Over the past couple of months, I have explored the 4Es: Economics, Employment, Education and Ex-Offenders, calling them our most important issues as individuals. I stated that if we solve the 4Es throughout our community, 95 percent of the problems we have could be solved. And I heard from many of you via e-mail.
Today, I want to discuss the 5th E.
If the other four Es can solve 95 percent of our problems, then that leaves a 5-percent balance. The 5th E is the most important E of all. Why? Because it is 100 percent of the reason why we end up in the situations and predicaments we find ourselves in. It is the reason why many of us fail to achieve and to succeed. It is the reason why our community is like it is. I won’t waste a lot of space defining it further.
The 5th E that is holding far too many of us hostage is Excuses.
That’s right! Those damn excuses we give for anything and everything?”the “why,” “because,” “uuh,” “you don’t understand,” and so forth and so on that come out of people’s mouths. And personally, I have had my fill of hearing them.
My anger over the excuses is not that they aren’t valid. In most instances they are. But I am tired of dealing with people who can only see the lemons. I want to deal with those who can see the lemons and then make lemonade!
I have an excellent older friend who at times can be a mentor and advisor. But the generational differences can be heard whenever he begins his rebuke with the words, “Arlene, you just don’t understand …”
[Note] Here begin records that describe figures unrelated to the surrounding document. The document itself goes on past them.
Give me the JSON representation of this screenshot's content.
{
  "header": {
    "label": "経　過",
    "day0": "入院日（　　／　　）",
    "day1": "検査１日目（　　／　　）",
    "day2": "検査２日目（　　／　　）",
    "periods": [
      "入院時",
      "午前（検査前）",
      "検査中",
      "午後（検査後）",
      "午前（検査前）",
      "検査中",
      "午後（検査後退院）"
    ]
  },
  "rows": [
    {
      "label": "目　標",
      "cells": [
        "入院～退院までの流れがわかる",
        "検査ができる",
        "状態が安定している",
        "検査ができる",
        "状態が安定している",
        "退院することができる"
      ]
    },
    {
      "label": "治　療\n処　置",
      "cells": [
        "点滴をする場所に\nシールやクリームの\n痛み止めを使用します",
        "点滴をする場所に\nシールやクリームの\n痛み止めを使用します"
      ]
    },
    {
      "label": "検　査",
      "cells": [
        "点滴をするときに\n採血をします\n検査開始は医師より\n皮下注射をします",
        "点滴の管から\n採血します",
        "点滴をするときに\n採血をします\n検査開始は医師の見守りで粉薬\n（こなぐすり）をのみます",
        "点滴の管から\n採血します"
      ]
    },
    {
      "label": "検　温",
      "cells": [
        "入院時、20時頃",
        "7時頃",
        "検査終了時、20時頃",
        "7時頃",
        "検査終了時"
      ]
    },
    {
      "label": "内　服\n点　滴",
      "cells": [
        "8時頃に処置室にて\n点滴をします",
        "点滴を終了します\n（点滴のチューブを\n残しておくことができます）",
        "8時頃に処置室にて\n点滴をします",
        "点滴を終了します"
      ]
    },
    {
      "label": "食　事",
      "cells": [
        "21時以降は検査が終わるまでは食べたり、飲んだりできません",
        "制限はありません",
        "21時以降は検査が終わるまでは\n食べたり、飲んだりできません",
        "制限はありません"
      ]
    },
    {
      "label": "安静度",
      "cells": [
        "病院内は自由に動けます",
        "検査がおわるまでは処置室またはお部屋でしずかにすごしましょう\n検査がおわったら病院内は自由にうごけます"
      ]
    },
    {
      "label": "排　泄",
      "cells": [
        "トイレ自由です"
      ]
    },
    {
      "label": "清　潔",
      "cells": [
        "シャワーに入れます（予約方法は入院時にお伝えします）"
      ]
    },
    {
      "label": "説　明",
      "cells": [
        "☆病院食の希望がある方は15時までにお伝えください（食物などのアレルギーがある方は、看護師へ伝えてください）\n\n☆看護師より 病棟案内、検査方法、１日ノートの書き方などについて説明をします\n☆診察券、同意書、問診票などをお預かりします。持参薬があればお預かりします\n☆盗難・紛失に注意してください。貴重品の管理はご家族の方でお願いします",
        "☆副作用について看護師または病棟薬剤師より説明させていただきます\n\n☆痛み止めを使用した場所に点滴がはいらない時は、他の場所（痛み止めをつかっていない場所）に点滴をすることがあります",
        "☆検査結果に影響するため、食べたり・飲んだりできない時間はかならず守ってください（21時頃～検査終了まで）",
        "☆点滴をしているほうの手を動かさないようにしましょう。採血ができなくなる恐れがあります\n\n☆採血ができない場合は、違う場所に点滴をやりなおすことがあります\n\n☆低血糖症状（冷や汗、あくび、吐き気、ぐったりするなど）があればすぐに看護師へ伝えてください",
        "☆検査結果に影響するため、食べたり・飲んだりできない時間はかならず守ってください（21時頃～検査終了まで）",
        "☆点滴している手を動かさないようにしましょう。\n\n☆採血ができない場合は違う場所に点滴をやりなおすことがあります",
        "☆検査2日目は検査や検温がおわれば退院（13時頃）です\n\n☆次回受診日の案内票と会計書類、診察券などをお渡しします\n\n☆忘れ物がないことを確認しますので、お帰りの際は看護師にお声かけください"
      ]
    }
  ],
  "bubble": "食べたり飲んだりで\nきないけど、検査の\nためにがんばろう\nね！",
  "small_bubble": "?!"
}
And you know what? I don’t want to understand!
I don’t want to hear the stories any longer about how “welfare kept the man out of the house and therefore …” Welfare, as it was once known, is long over. Today we have men with diamond earrings in their ears, cellphones, and designer jeans hanging below their butts, pulling out Link cards and showing no shame in paying for their groceries with it. So whatever legacies welfare created, it is not our job to continue to perpetuate them. To continue to bring up that scenario is to give excuses as to why some black men are willing to buy what they want (diamond earrings, cellphones, designer jeans) while begging for what they need (food bought with a Link card).
On the radio a few weeks back, a caller into WVON 1450-AM, disgusted with the lack of black businesses in our community, said we should put money together to open our own banks and fund our own businesses. I was applauding and clapping when I heard her say it. I was expecting the host to say something like, “Take some money over to the Southside Credit Union and get them to start a fund for people just like yourself to put money in to do just that.” Instead what I heard was another tired excuse. It was, “Well, that is what we used to do. Back in the 1950s, we had this, and we had that,” he said. Again excuses.
History is a blueprint to learn from as we look at today’s world. But for every problem, there is a solution. Some solutions come quickly. Other solutions take time. You have to experiment. You have to work on the problem until the solution comes. You don’t give up and say there isn’t a solution.
“I’m working on it,” is a continuing attempt to find a solution. Even “I’m not going to work on it” is an answer, whether we like it or not. But the “Ain’t nothing we can do about it” response is what irks me. Too often in our community, it seems as if the “I give up” role has overtaken the “Yes, we can” role.
So effective immediately, I want to ban excuses. In doing that, we can be more honest with ourselves and each other.